Até a quarta-feira, dia 4, já existiam pelo menos cinco pedidos de extensão do benefício. A defesa de Lulinha divulgou seu próprio pedido naquela data. Além dele, figuras ligadas ao caso também entraram com solicitações, como o ex-sócio de Daniel Vorcaro no Banco Master, Augusto Lima, que tem relação com o PT da Bahia.
Os argumentos apresentados seguem o mesmo padrão utilizado por Roberta Luchsinger e aceito pelo ministro Dino.

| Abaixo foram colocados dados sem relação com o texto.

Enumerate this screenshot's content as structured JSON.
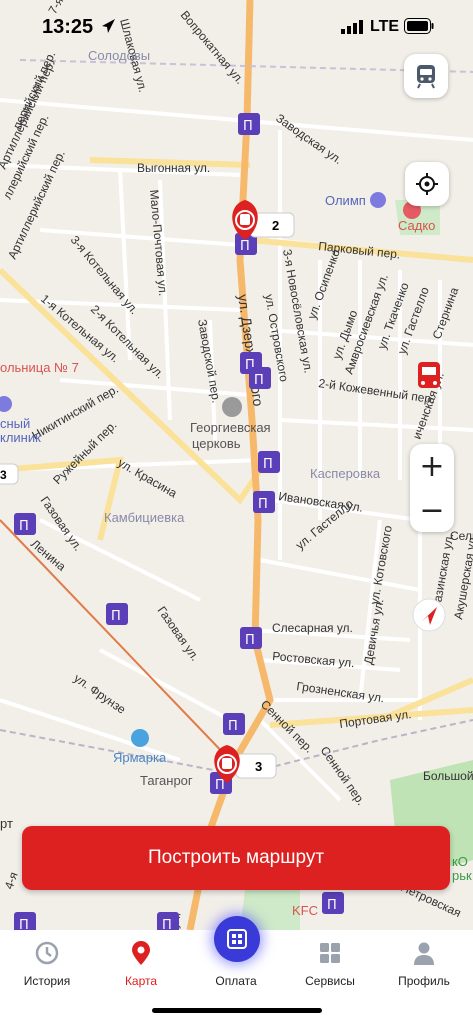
{
  "status_bar": {
    "time": "13:25",
    "network": "LTE"
  },
  "map": {
    "streets": [
      "Шлаковая ул.",
      "Вопрокатная ул.",
      "Заводская ул.",
      "Выгонная ул.",
      "Мало-Почтовая ул.",
      "3-я Котельная ул.",
      "2-я Котельная ул.",
      "1-я Котельная ул.",
      "Парковый пер.",
      "3-я Новосёловская ул.",
      "ул. Осипенко",
      "Амвросиевская ул.",
      "ул. Ткаченко",
      "ул. Гастелло",
      "Стернина",
      "ул. Дымо",
      "ул. Островского",
      "ул. Дзержинского",
      "2-й Кожевенный пер.",
      "Заводской пер.",
      "Никитинский пер.",
      "Ружейный пер.",
      "ул. Красина",
      "Газовая ул.",
      "Ивановская ул.",
      "ул. Гастелло",
      "ул. Котовского",
      "Разинская ул.",
      "Акушерская ул.",
      "Девичья ул.",
      "Слесарная ул.",
      "Ростовская ул.",
      "Газовая ул.",
      "ул. Фрунзе",
      "Грозненская ул.",
      "Сенной пер.",
      "Портовая ул.",
      "Сенной пер.",
      "Большой",
      "Ленина",
      "Сель",
      "иченская ул.",
      "Петровская",
      "ллерийский пер.",
      "Артиллерийский пер.",
      "Артиллерийский пер.",
      "7-я",
      "перийский пер.",
      "ая ул.",
      "4-я"
    ],
    "places": {
      "soldovo": "Солодовы",
      "olimp": "Олимп",
      "sadko": "Садко",
      "hospital": "ольница № 7",
      "clinic": "сный\nклиник",
      "church": "Георгиевская\nцерковь",
      "kasperovka": "Касперовка",
      "kambitsievka": "Камбициевка",
      "yarmarka": "Ярмарка",
      "taganrog": "Таганрог",
      "kfc": "KFC",
      "park": "кО\nрьк"
    },
    "markers": [
      {
        "label": "2"
      },
      {
        "label": "3"
      }
    ],
    "edge_label": "3",
    "bottom_label": "рт"
  },
  "controls": {
    "transport_icon": "tram-icon",
    "locate_icon": "crosshair-icon",
    "zoom_in": "+",
    "zoom_out": "−"
  },
  "route_button": {
    "label": "Построить маршрут"
  },
  "tabbar": {
    "items": [
      {
        "label": "История",
        "icon": "history-icon"
      },
      {
        "label": "Карта",
        "icon": "map-pin-icon"
      },
      {
        "label": "Оплата",
        "icon": "qr-pay-icon"
      },
      {
        "label": "Сервисы",
        "icon": "grid-icon"
      },
      {
        "label": "Профиль",
        "icon": "person-icon"
      }
    ],
    "active": "Карта"
  },
  "colors": {
    "accent": "#dd2020",
    "stop_purple": "#5a3fb8",
    "main_road": "#f6b96b",
    "pay_blue": "#3a3ad8"
  }
}
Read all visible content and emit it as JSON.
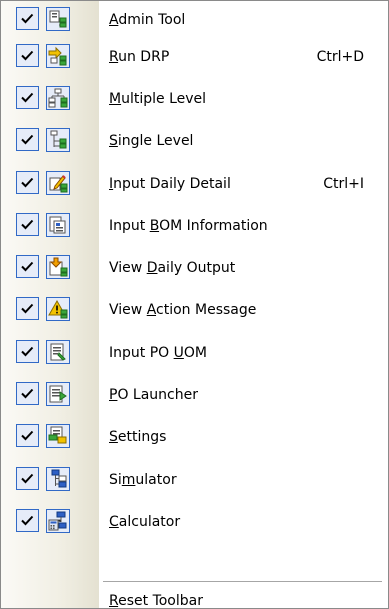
{
  "menu": {
    "items": [
      {
        "pre": "",
        "accel": "A",
        "post": "dmin Tool",
        "shortcut": "",
        "checked": true,
        "icon": "admin-tool-icon"
      },
      {
        "pre": "",
        "accel": "R",
        "post": "un DRP",
        "shortcut": "Ctrl+D",
        "checked": true,
        "icon": "run-drp-icon"
      },
      {
        "pre": "",
        "accel": "M",
        "post": "ultiple Level",
        "shortcut": "",
        "checked": true,
        "icon": "multiple-level-icon"
      },
      {
        "pre": "",
        "accel": "S",
        "post": "ingle Level",
        "shortcut": "",
        "checked": true,
        "icon": "single-level-icon"
      },
      {
        "pre": "",
        "accel": "I",
        "post": "nput Daily Detail",
        "shortcut": "Ctrl+I",
        "checked": true,
        "icon": "input-daily-detail-icon"
      },
      {
        "pre": "Input ",
        "accel": "B",
        "post": "OM Information",
        "shortcut": "",
        "checked": true,
        "icon": "input-bom-icon"
      },
      {
        "pre": "View ",
        "accel": "D",
        "post": "aily Output",
        "shortcut": "",
        "checked": true,
        "icon": "view-daily-output-icon"
      },
      {
        "pre": "View ",
        "accel": "A",
        "post": "ction Message",
        "shortcut": "",
        "checked": true,
        "icon": "warning-icon"
      },
      {
        "pre": "Input PO ",
        "accel": "U",
        "post": "OM",
        "shortcut": "",
        "checked": true,
        "icon": "input-po-uom-icon"
      },
      {
        "pre": "",
        "accel": "P",
        "post": "O Launcher",
        "shortcut": "",
        "checked": true,
        "icon": "po-launcher-icon"
      },
      {
        "pre": "",
        "accel": "S",
        "post": "ettings",
        "shortcut": "",
        "checked": true,
        "icon": "settings-icon"
      },
      {
        "pre": "Si",
        "accel": "m",
        "post": "ulator",
        "shortcut": "",
        "checked": true,
        "icon": "simulator-icon"
      },
      {
        "pre": "",
        "accel": "C",
        "post": "alculator",
        "shortcut": "",
        "checked": true,
        "icon": "calculator-icon"
      }
    ],
    "reset": {
      "pre": "",
      "accel": "R",
      "post": "eset Toolbar"
    }
  },
  "colors": {
    "highlight_border": "#3169c6",
    "highlight_fill": "#e6ecf8",
    "icon_green": "#3aa63a",
    "icon_yellow": "#f2c200",
    "icon_blue": "#2d5fc4"
  }
}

Eles afirmam que a CPMI não poderia ter aprovado a quebra de sigilos em uma votação em bloco, mas sim através de uma análise individualizada de cada requerimento.
Entre os que já formalizaram pedidos ao STF estão a presidente do Palmeiras, Leila Pereira, o ex-banqueiro Marcio Alaor de Araujo e a empresa PKL One Participações. Como a votação da comissão incluiu a quebra de sigilo de 14 pessoas físicas e 35 pessoas jurídicas, a expectativa é de um aumento no número de pedidos ao longo da quinta-feira, dia 5.
A decisão do ministro Flávio Dino cria um precedente que pode impactar diretamente o andamento dos trabalhos da CPMI. A cúpula da comissão avalia a possibilidade de entrar com um recurso para tentar reverter a suspensão dos sigilos. A ação judicial colocou em discussão os procedimentos adotados pela comissão parlamentar durante as votações.
O caso envolve investigações sobre possíveis irregularidades no Instituto Nacional do Seguro Social. A ampliação dos pedidos de suspensão de quebra de sigilo pode atrasar ou mesmo obstruir a obtenção de provas consideradas importantes pelos parlamentares que compõem a comissão de inquérito.